21st century young adult (YA) literature is not your mom’s or grandma’s YA, though the classics of their eras remain great. Today’s YA novel routinely deals with topics such as sex, drugs, alcoholism, bullying and other forms of abuse, depression, and eating disorders. YA dialogue is typically realistic, which includes an extraordinary number of vulgar expressions on the pages of many YA novels. You don’t have to like it–I certainly don’t–but it IS the way lots of kids talk.
The recently published “Will Grayson, Will Grayson,” by John Green and David Levithan, is not only one of the best YA novels I’ve ever read but one of the best books, period. The authors wrote the novel in alternating chapters, each writing from the point of view of one of the two main protagonists, each of whom is named Will Grayson. One WG is straight, the other gay. Straight WG’s best friend is a gay classmate, Tiny Cooper, who writes, directs, and produces a musical that starts out being about himself and ends up, like “WG, WG” itself, as a wonderful story of love and friendship.

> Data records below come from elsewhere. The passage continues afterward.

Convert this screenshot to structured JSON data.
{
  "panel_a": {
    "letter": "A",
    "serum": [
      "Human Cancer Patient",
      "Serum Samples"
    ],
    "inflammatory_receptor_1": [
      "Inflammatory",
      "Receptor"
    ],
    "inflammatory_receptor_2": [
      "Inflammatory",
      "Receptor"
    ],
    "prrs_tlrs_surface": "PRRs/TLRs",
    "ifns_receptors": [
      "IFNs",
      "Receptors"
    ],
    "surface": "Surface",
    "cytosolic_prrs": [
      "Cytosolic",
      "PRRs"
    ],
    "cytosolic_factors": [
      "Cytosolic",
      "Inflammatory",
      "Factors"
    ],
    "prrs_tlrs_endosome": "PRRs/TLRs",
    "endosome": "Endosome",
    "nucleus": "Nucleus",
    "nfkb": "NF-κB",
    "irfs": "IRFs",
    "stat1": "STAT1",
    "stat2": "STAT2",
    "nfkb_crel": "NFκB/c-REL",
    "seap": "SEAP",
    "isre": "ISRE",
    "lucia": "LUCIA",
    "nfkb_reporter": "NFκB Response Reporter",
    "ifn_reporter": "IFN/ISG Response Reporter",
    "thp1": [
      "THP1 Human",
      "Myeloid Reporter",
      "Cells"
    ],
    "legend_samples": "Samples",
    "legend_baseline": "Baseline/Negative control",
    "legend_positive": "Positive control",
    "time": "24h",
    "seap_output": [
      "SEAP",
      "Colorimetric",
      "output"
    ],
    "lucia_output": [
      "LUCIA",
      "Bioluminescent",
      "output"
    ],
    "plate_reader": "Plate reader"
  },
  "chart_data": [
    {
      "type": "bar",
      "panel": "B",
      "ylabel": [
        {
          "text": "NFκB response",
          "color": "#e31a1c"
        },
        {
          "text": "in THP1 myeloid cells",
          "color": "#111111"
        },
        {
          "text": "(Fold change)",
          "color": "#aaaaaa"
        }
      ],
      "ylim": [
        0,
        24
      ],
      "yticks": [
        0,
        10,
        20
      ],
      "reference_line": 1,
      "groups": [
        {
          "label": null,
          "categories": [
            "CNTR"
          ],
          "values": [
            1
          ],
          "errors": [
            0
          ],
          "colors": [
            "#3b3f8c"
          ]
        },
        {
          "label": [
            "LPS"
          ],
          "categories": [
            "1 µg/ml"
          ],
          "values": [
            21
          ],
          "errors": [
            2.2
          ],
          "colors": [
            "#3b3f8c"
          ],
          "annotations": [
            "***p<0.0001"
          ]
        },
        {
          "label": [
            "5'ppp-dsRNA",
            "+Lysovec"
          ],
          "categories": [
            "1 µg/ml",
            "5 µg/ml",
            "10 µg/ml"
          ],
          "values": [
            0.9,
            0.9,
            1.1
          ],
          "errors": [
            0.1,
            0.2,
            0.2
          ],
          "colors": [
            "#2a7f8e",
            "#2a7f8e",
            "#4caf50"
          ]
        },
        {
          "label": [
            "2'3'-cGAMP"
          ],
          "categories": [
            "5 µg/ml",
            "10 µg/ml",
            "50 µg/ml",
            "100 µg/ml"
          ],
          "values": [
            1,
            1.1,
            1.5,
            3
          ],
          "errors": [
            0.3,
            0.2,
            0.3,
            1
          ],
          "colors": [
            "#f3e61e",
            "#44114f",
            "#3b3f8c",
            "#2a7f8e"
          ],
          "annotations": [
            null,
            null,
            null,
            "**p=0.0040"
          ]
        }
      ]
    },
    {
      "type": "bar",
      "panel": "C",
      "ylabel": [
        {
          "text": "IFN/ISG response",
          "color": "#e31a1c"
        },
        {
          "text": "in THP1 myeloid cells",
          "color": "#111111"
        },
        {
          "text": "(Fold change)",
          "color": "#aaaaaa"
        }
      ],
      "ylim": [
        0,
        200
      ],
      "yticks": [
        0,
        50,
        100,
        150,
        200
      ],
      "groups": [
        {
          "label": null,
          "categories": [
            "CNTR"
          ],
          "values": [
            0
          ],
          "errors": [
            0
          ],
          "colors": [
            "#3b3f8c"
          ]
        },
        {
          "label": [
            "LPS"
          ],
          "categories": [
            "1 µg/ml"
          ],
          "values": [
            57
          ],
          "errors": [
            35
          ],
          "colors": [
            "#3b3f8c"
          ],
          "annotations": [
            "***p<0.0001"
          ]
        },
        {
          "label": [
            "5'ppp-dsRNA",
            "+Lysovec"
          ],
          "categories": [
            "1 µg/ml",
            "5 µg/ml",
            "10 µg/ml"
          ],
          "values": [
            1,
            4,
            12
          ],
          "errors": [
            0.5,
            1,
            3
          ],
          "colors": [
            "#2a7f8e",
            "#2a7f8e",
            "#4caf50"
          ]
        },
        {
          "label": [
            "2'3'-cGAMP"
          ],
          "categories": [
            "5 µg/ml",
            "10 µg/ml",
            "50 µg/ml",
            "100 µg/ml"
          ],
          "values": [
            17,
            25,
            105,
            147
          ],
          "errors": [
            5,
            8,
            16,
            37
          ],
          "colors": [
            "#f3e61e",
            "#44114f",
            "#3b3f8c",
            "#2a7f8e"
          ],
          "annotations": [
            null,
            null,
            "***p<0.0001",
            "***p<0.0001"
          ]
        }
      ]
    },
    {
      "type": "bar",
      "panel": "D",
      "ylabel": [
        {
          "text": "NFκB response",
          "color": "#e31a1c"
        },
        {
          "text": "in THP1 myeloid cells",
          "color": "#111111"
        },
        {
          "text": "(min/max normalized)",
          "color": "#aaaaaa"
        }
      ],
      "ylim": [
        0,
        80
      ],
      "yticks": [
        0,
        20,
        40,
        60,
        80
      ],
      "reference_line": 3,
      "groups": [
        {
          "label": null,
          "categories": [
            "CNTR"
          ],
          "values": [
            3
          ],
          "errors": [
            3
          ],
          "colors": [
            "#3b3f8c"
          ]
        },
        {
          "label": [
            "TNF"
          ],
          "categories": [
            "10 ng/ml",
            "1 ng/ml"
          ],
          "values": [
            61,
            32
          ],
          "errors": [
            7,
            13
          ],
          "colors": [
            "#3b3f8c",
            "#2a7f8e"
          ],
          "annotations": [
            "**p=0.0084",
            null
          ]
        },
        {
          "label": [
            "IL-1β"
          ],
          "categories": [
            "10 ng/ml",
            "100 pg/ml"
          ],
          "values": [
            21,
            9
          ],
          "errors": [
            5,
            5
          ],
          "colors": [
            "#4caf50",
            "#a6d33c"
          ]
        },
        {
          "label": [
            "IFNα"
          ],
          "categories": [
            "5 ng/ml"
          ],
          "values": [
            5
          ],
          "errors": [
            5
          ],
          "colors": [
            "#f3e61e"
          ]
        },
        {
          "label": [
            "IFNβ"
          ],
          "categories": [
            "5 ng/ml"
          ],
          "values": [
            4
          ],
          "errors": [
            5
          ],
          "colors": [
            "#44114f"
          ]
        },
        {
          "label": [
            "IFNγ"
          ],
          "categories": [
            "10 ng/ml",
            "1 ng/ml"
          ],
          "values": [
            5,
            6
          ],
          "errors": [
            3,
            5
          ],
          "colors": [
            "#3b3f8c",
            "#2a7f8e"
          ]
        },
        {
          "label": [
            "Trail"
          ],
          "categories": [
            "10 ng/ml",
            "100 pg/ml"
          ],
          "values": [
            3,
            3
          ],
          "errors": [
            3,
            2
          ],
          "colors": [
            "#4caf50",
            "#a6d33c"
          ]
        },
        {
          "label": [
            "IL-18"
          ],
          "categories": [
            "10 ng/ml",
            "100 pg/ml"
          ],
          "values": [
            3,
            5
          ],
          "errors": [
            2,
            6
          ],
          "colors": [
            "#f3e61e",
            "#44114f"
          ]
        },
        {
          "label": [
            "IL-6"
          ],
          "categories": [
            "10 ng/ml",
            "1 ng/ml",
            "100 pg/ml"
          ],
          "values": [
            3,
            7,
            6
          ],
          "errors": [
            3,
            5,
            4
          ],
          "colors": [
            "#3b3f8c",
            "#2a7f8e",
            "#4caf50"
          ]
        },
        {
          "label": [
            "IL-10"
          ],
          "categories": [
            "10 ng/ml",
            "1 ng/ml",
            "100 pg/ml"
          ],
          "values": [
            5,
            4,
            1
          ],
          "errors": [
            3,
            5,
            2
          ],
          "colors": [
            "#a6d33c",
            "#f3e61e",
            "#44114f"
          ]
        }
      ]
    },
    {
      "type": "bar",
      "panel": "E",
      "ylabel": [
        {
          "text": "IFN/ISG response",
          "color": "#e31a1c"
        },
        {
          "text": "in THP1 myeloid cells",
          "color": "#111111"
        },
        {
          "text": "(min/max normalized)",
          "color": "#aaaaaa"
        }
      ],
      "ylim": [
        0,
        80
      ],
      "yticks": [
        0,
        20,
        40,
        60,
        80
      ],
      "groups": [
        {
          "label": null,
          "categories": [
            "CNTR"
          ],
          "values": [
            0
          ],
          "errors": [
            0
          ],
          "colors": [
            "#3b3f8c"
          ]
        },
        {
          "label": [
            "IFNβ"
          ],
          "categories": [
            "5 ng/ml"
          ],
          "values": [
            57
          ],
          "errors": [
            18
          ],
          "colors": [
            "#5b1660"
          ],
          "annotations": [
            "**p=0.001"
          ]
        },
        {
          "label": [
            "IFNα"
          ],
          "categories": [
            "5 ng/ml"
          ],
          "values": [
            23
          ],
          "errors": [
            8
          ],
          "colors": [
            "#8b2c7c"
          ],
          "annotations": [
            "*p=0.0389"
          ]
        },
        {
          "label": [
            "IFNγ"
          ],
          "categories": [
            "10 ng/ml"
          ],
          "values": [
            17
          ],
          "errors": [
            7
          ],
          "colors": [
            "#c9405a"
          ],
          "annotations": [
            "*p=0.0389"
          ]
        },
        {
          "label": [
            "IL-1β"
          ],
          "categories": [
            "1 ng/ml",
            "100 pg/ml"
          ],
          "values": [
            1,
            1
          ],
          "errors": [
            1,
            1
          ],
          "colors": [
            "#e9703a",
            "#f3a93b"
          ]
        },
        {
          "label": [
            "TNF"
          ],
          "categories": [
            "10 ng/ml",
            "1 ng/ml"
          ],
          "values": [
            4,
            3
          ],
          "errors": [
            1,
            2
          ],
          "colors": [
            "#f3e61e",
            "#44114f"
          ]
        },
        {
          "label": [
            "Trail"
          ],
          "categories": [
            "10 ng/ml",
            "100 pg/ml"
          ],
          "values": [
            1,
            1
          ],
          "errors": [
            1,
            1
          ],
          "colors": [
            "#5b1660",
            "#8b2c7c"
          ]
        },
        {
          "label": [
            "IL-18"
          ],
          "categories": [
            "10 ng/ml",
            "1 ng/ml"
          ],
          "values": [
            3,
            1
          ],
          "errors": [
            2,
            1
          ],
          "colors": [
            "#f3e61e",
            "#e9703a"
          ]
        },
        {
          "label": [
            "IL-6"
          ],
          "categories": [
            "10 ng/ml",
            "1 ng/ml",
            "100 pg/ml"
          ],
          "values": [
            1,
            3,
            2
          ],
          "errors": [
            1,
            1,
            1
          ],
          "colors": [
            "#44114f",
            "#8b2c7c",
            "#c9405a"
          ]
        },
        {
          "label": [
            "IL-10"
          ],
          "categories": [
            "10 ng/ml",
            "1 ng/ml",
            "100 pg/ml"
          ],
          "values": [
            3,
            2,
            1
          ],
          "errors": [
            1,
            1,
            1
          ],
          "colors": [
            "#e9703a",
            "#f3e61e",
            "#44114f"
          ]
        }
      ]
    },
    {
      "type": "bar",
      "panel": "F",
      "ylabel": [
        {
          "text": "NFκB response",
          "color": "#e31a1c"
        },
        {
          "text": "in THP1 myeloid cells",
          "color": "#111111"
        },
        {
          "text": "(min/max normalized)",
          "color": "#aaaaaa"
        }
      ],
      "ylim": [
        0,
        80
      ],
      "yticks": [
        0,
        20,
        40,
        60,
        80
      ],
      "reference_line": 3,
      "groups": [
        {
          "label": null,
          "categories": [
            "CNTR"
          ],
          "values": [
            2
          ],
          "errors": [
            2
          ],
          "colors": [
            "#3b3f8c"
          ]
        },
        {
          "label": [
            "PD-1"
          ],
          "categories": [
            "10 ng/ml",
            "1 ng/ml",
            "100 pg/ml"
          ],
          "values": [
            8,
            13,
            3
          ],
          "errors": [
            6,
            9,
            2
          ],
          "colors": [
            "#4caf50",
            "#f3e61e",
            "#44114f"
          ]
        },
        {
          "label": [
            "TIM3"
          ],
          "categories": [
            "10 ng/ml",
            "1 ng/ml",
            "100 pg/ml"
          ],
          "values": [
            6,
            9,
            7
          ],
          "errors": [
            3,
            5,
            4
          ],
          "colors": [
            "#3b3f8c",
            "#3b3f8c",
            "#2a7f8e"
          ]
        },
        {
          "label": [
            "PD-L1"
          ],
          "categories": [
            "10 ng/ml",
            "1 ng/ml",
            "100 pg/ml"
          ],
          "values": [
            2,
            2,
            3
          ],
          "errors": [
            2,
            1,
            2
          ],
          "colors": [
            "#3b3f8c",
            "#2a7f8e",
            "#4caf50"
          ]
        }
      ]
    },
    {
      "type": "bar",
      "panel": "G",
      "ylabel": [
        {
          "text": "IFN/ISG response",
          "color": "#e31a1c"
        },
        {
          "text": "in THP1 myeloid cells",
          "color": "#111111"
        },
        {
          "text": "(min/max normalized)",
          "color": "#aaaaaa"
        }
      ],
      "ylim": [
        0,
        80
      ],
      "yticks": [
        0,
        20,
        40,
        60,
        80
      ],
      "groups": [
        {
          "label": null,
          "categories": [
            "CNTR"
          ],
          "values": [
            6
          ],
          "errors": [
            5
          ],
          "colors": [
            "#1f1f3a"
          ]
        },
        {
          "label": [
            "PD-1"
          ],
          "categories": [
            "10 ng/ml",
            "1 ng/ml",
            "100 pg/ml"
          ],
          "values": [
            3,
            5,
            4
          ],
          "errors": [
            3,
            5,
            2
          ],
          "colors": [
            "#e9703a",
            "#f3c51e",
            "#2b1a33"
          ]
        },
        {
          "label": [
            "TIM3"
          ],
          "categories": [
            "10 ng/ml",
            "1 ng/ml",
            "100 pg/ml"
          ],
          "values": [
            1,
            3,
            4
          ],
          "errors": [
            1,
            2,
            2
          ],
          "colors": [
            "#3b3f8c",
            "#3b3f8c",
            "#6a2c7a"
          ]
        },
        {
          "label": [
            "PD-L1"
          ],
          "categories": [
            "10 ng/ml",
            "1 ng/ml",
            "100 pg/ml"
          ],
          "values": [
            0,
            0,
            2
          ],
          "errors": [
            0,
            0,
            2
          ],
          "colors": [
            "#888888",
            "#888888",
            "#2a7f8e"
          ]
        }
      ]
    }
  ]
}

The change in YA lit mirrors an evolution in society, which, in turn, leads to evolution in the law. Fifty years ago in this country, a book such as “WG, WG,” with principal characters who are gay, frank depictions of teens coming to terms with their sexuality, and LOTS of vulgar language, would have been kept behind the desk in my hometown library if the library even purchased it at all. Today, it’s reviewed and praised on literary programs around the world, including a discussion with New Zealand children’s writer Kate de Goldi on the April 17 edition of Radio New Zealand’s “Saturday Morning With Kim Hill,” and I’d guess and hope it’s a serious contender for a National Book Award and/or a Pulitzer Prize. And less than fifty years ago, homosexuality was still considered a psychological disorder. Not only has the American Psychiatric Association removed it from its Diagnostic and Statistical Manual of Mental Disorders (DSM), but many states, including Illinois, have enacted laws prohibiting discrimination against people based on their sexual orientation, and same-sex marriage is legal in a few states and many countries. In fact, Iceland’s prime minister recently wed her partner under that country’s new marriage law, apparently amid no hoopla and not even any blinking on the part of Icelanders.
Please run, do not walk, to your nearest library or bookstore and get “Will Grayson, Will Grayson” to read. The book, incidentally, takes place in Chicago and its suburbs; straight WG goes to Evanston Township High School, gay WG goes to Naperville.